Still, key proponents said that the deadline will be met.
The primary issues that still need to be locked down are tax rates and social justice.
State Senate President Stephen Sweeney said last week that he wouldn’t budge from a maximum 12 percent state tax rate plus a 2 percent cap on a municipal rate.
Governor Phil Murphy reportedly wants a higher rate, but during a public appearance backed off a 25 percent rate.
“I’ve never hung my name on any tax rate,” Murphy said, adding that the rate is “to be determined.”
The issue of expungement for possession offenses continues to be a sticking point. State Senator Nicholas Scutari said his bill calls for automatic eligibility for expungement.

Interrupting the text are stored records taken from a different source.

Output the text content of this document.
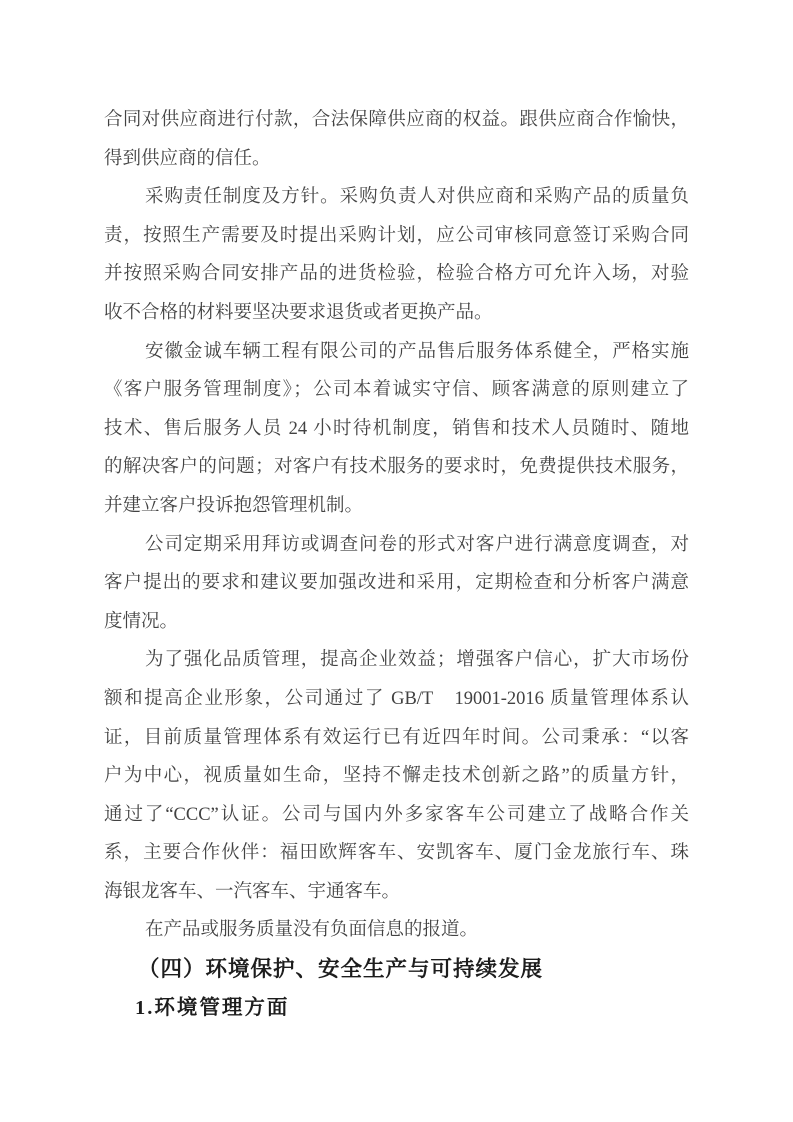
合同对供应商进行付款，合法保障供应商的权益。跟供应商合作愉快，
得到供应商的信任。
采购责任制度及方针。采购负责人对供应商和采购产品的质量负
责，按照生产需要及时提出采购计划，应公司审核同意签订采购合同
并按照采购合同安排产品的进货检验，检验合格方可允许入场，对验
收不合格的材料要坚决要求退货或者更换产品。
安徽金诚车辆工程有限公司的产品售后服务体系健全，严格实施
《客户服务管理制度》；公司本着诚实守信、顾客满意的原则建立了
技术、售后服务人员 24 小时待机制度，销售和技术人员随时、随地
的解决客户的问题；对客户有技术服务的要求时，免费提供技术服务，
并建立客户投诉抱怨管理机制。
公司定期采用拜访或调查问卷的形式对客户进行满意度调查，对
客户提出的要求和建议要加强改进和采用，定期检查和分析客户满意
度情况。
为了强化品质管理，提高企业效益；增强客户信心，扩大市场份
额和提高企业形象，公司通过了 GB/T　19001-2016 质量管理体系认
证，目前质量管理体系有效运行已有近四年时间。公司秉承：“以客
户为中心，视质量如生命，坚持不懈走技术创新之路”的质量方针，
通过了“CCC”认证。公司与国内外多家客车公司建立了战略合作关
系，主要合作伙伴：福田欧辉客车、安凯客车、厦门金龙旅行车、珠
海银龙客车、一汽客车、宇通客车。
在产品或服务质量没有负面信息的报道。
（四）环境保护、安全生产与可持续发展
1.环境管理方面
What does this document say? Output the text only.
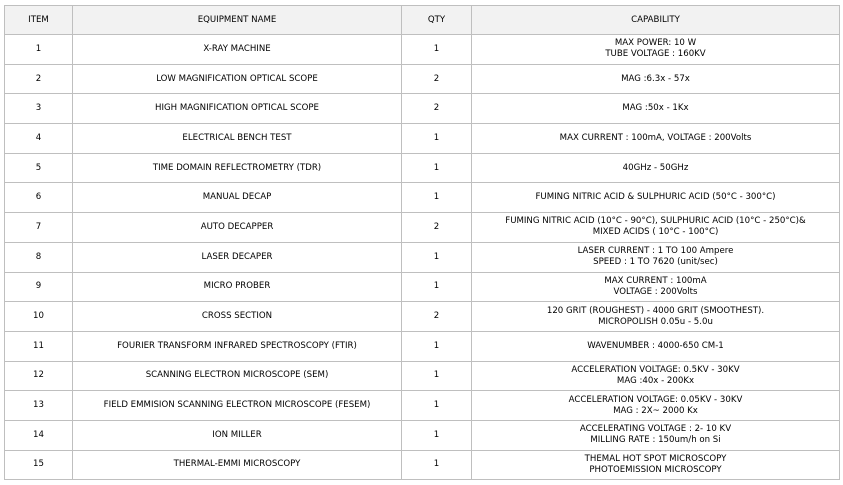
ITEM	EQUIPMENT NAME	QTY	CAPABILITY
1	X-RAY MACHINE	1	MAX POWER: 10 W
TUBE VOLTAGE : 160KV

2	LOW MAGNIFICATION OPTICAL SCOPE	2	MAG :6.3x - 57x

3	HIGH MAGNIFICATION OPTICAL SCOPE	2	MAG :50x - 1Kx

4	ELECTRICAL BENCH TEST	1	MAX CURRENT : 100mA, VOLTAGE : 200Volts

5	TIME DOMAIN REFLECTROMETRY (TDR)	1	40GHz - 50GHz

6	MANUAL DECAP	1	FUMING NITRIC ACID & SULPHURIC ACID (50°C - 300°C)

7	AUTO DECAPPER	2	FUMING NITRIC ACID (10°C - 90°C), SULPHURIC ACID (10°C - 250°C)&
MIXED ACIDS ( 10°C - 100°C)

8	LASER DECAPER	1	LASER CURRENT : 1 TO 100 Ampere
SPEED : 1 TO 7620 (unit/sec)

9	MICRO PROBER	1	MAX CURRENT : 100mA
VOLTAGE : 200Volts

10	CROSS SECTION	2	120 GRIT (ROUGHEST) - 4000 GRIT (SMOOTHEST).
MICROPOLISH 0.05u - 5.0u

11	FOURIER TRANSFORM INFRARED SPECTROSCOPY (FTIR)	1	WAVENUMBER : 4000-650 CM-1

12	SCANNING ELECTRON MICROSCOPE (SEM)	1	ACCELERATION VOLTAGE: 0.5KV - 30KV
MAG :40x - 200Kx

13	FIELD EMMISION SCANNING ELECTRON MICROSCOPE (FESEM)	1	ACCELERATION VOLTAGE: 0.05KV - 30KV
MAG : 2X~ 2000 Kx

14	ION MILLER	1	ACCELERATING VOLTAGE : 2- 10 KV
MILLING RATE : 150um/h on Si

15	THERMAL-EMMI MICROSCOPY	1	THEMAL HOT SPOT MICROSCOPY
PHOTOEMISSION MICROSCOPY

“It’s not an eraser where they just go in and erase your record,” Scutari said. “Expungement in New Jersey takes the form of a process, an application process, by which you used to have to go to court, or you do a lot of paperwork, and there’s individual input from all sorts of agencies.”

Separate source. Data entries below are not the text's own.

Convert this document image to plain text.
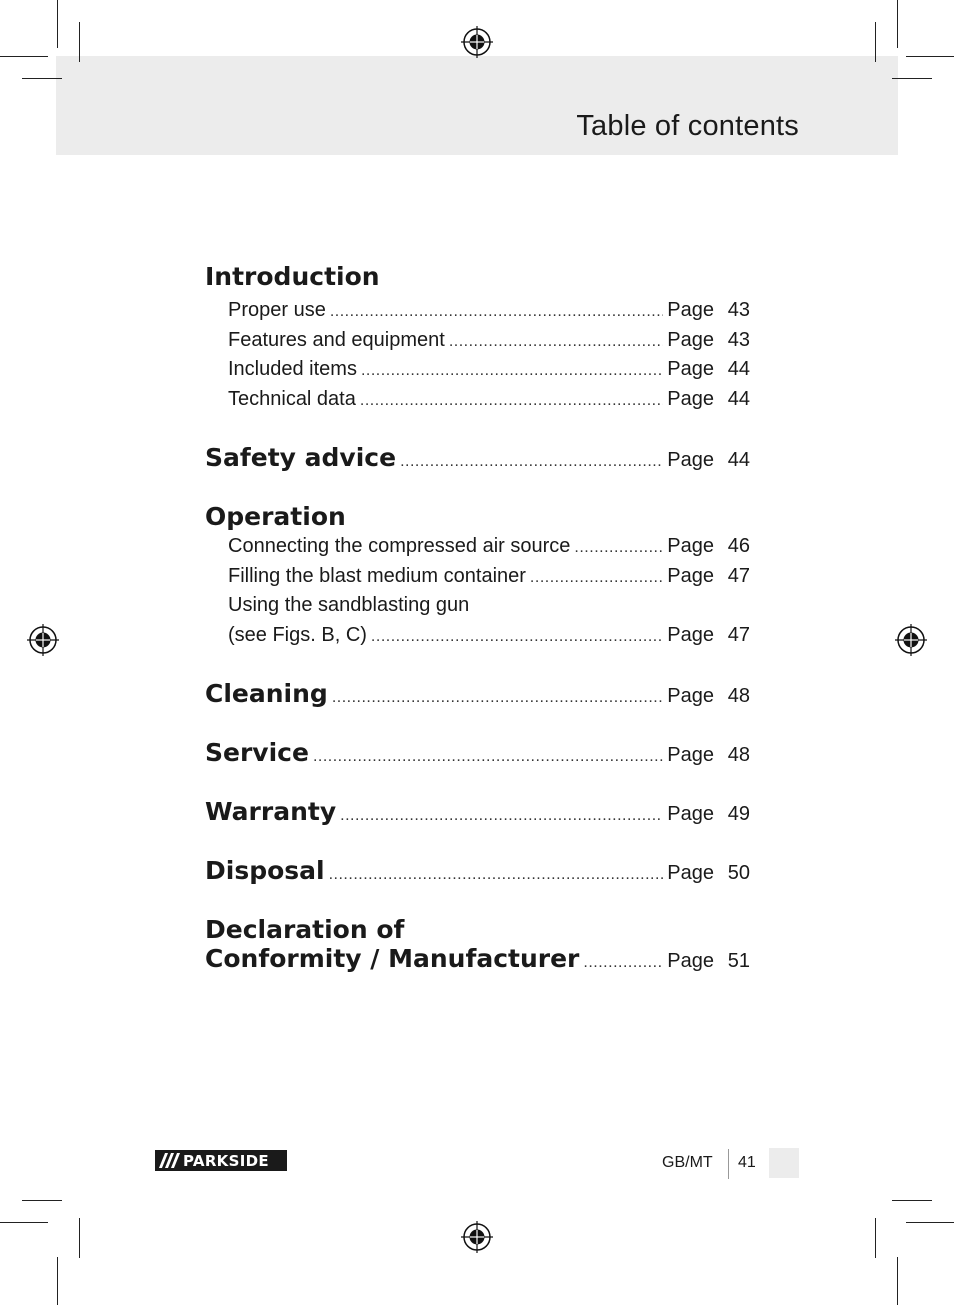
Table of contents
Introduction
Proper use .....	Page 43
Features and equipment .....	Page 43
Included items .....	Page 44
Technical data .....	Page 44
Safety advice .....	Page 44
Operation
Connecting the compressed air source .....	Page 46
Filling the blast medium container .....	Page 47
Using the sandblasting gun
(see Figs. B, C) .....	Page 47
Cleaning .....	Page 48
Service .....	Page 48
Warranty .....	Page 49
Disposal .....	Page 50
Declaration of
Conformity / Manufacturer .....	Page 51
PARKSIDE	GB/MT 41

The latest draft of the legislation, dated Oct. 4, spans 135 pages and addresses taxes, regulations and eligibility to operate a marijuana business, according to northjersey.com.
There are also separate bills in the works dealing with medical marijuana expansion and expungement.
Assembly Speaker Craig Coughlin said “I would suspect that there’ll be broad bipartisan support for medical marijuana, but for adult use, I’m not sure.”
Another issue up for debate is which agency will oversee and regulate the industry. Scutari’s bill proposes a new Cannabis Control Commission.
Legislators are also trying to hammer out which government agency would regulate the state’s marijuana industry. Scutari’s bill, again, proposes a Cannabis Control Commission.
“We finally had a bill we could put in front of our members,” Sweeney said. “We expect them to digest it, and we’ll be talking about it more real soon.”
Sweeney said he and Coughlin will work together on when the bill will be formally introduced.
Murphy is not committed to the Oct. 29 deadline for a vote.
“It’s more important to get it right than get it fast,” he said.